Bynum, who learned of the promotion Wednesday and was pulled in the first inning of a Baysox game, said the knee is back to normal.

"I can do anything and everything you want to do on a baseball field," Bynum said. "If you want me to run the catcher over, I can run him over. If you want me to drop-kick somebody, I'll drop-kick them. I am ready. I am ready to play ball."

Last year the versatile Bynum played 29 games in the outfield, 15 games at shortstop and four at second base. He had never played shortstop in the majors before last season. In 70 games with the Orioles, he hit .260 with two homers and 11 RBIs.

"I am just going to try and go out there and do my best and hopefully I can remain at shortstop, but if anything else happens it happens," Bynum said. "But I will go out there and perform to the best of my ability."

The last straw

Hernandez, considered a defensive specialist, has made only three errors in 130 fielding chances, but there have been several situations in which he should have made plays and was tentative.

Trembley said Hernandez's hesitation in the eighth inning of Wednesday's game against the Oakland Athletics was what prompted him to finally remove Hernandez as a starter.

With one out, the bases loaded and the Orioles clinging to a 5-4 lead, pinch hitter Frank Thomas hit a slow roller to the left side of the infield.

Hernandez, who had been playing deeper because he had been having trouble with in-between hops, didn't charge the ball. What should have been an inning-ending double play turned into a fielder's choice at second. The tying run scored on the play, and the Orioles lost in 10 innings.

"That was the coup [de grace] for me," Trembley said. "I didn't have to see anymore at this point in time."

Cintron has decision to make

Veteran infielder Alex Cintron, whom the Orioles signed as a potential starting shortstop, can decide on May 15 to opt out of his minor league contract if he is not recalled to the majors, according to club president Andy MacPhail.
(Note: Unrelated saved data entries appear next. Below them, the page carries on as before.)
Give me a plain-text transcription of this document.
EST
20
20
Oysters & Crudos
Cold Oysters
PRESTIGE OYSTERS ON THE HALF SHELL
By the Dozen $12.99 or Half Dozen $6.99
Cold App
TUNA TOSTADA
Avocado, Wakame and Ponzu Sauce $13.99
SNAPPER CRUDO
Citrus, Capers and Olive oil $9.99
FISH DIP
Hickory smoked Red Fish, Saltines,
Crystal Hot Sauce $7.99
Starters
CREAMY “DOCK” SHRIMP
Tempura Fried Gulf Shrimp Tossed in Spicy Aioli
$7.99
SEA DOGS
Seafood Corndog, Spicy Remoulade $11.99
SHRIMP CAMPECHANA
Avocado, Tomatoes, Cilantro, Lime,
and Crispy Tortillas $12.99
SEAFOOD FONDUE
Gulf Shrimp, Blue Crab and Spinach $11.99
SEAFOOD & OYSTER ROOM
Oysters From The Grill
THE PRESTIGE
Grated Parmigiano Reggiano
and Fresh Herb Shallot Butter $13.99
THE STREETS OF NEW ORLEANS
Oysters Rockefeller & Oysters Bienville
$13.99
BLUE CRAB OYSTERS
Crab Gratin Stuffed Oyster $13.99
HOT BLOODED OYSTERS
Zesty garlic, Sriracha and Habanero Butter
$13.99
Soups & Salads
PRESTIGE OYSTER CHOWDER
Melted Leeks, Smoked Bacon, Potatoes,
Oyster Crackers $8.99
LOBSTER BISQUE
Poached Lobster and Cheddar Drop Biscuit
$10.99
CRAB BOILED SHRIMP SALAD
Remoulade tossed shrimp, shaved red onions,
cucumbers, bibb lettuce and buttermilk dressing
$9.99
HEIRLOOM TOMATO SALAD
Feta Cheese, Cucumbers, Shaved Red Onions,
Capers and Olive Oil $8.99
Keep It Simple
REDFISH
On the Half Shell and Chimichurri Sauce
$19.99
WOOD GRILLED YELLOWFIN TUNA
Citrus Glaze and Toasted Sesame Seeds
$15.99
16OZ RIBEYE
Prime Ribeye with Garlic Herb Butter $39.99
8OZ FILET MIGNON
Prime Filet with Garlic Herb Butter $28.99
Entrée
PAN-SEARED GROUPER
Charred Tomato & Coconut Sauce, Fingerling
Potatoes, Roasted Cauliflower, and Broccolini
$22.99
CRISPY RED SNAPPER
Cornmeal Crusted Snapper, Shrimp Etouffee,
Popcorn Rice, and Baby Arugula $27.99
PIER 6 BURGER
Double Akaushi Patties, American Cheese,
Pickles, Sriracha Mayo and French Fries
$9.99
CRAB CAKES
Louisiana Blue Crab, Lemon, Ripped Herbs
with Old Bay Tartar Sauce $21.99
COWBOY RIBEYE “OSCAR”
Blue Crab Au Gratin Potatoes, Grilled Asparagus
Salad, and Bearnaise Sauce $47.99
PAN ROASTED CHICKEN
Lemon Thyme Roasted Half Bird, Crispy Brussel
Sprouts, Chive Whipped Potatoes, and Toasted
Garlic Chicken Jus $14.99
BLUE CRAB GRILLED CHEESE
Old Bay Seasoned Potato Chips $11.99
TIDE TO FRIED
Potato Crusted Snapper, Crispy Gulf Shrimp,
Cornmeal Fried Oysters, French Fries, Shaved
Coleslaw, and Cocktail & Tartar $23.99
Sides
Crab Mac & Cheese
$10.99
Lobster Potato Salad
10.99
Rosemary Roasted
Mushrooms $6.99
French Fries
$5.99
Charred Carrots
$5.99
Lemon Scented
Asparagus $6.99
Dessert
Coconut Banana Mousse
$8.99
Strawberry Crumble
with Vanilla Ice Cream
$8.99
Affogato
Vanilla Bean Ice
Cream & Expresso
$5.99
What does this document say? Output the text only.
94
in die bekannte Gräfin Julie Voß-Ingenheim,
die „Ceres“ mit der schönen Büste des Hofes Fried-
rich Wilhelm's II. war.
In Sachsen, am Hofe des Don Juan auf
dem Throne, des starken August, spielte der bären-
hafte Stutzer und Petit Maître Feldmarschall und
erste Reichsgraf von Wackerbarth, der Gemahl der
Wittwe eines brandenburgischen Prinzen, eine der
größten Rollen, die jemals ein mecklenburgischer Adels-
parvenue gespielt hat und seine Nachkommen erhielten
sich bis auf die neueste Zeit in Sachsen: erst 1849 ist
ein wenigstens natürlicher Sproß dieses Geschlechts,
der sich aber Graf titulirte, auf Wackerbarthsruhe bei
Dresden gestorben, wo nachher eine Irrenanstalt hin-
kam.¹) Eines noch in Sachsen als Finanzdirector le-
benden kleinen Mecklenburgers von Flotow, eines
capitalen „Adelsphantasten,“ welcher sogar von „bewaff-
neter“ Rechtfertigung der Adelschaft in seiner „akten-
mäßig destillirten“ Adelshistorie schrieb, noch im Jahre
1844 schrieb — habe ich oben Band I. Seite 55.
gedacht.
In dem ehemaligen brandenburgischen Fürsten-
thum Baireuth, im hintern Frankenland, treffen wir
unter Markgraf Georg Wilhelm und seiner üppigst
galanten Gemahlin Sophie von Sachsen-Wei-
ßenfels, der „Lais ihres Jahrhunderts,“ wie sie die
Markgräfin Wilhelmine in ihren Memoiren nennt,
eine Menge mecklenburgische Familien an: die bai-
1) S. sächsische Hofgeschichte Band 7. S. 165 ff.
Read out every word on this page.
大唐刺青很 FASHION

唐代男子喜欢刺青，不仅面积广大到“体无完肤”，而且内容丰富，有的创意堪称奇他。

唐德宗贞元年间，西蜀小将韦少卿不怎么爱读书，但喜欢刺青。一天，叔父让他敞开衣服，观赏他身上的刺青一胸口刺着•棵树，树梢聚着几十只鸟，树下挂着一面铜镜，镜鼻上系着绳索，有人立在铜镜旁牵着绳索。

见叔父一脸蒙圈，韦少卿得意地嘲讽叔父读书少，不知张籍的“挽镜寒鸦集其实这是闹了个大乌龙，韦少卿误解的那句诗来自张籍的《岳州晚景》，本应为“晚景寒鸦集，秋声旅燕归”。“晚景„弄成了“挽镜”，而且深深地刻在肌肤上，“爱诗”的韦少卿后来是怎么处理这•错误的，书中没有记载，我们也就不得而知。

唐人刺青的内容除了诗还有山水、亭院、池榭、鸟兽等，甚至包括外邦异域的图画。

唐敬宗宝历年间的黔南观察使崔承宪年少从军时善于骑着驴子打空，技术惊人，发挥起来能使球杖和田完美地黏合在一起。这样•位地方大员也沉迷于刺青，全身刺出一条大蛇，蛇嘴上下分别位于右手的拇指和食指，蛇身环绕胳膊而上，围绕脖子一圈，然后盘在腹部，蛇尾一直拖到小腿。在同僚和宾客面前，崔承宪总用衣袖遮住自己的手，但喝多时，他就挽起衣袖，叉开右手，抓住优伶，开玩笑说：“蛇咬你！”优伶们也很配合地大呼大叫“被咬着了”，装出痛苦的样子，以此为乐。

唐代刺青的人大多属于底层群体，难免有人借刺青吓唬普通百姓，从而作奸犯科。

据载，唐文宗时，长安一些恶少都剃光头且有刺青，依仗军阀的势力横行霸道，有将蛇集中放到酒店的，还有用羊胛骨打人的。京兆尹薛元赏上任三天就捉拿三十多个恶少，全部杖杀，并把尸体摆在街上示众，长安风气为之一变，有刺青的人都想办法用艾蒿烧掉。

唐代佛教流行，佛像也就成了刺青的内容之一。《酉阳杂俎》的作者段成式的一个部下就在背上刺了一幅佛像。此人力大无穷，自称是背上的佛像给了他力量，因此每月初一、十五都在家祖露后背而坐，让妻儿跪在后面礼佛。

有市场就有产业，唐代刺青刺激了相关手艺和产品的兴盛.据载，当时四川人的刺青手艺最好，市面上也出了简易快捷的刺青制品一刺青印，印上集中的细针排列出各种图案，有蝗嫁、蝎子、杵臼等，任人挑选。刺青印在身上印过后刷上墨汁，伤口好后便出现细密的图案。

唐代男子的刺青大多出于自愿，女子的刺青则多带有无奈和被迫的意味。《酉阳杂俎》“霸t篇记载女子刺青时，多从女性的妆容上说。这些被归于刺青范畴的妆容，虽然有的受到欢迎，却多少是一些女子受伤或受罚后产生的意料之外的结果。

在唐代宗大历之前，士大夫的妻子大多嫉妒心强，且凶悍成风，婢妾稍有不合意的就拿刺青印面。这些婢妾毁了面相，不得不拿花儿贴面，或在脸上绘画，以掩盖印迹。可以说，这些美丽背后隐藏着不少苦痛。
The clause is commonplace now for veterans like Cintron, who could decide to become a free agent if he feels he has a better opportunity with another organization. It's unclear whether Trembley's decision about Bynum will change Cintron's mind.

Cintron also could agree to stay with Norfolk, where he is hitting .302 with two homers and 10 RBIs in 15 games, and push back the opt-out date to another time, MacPhail said.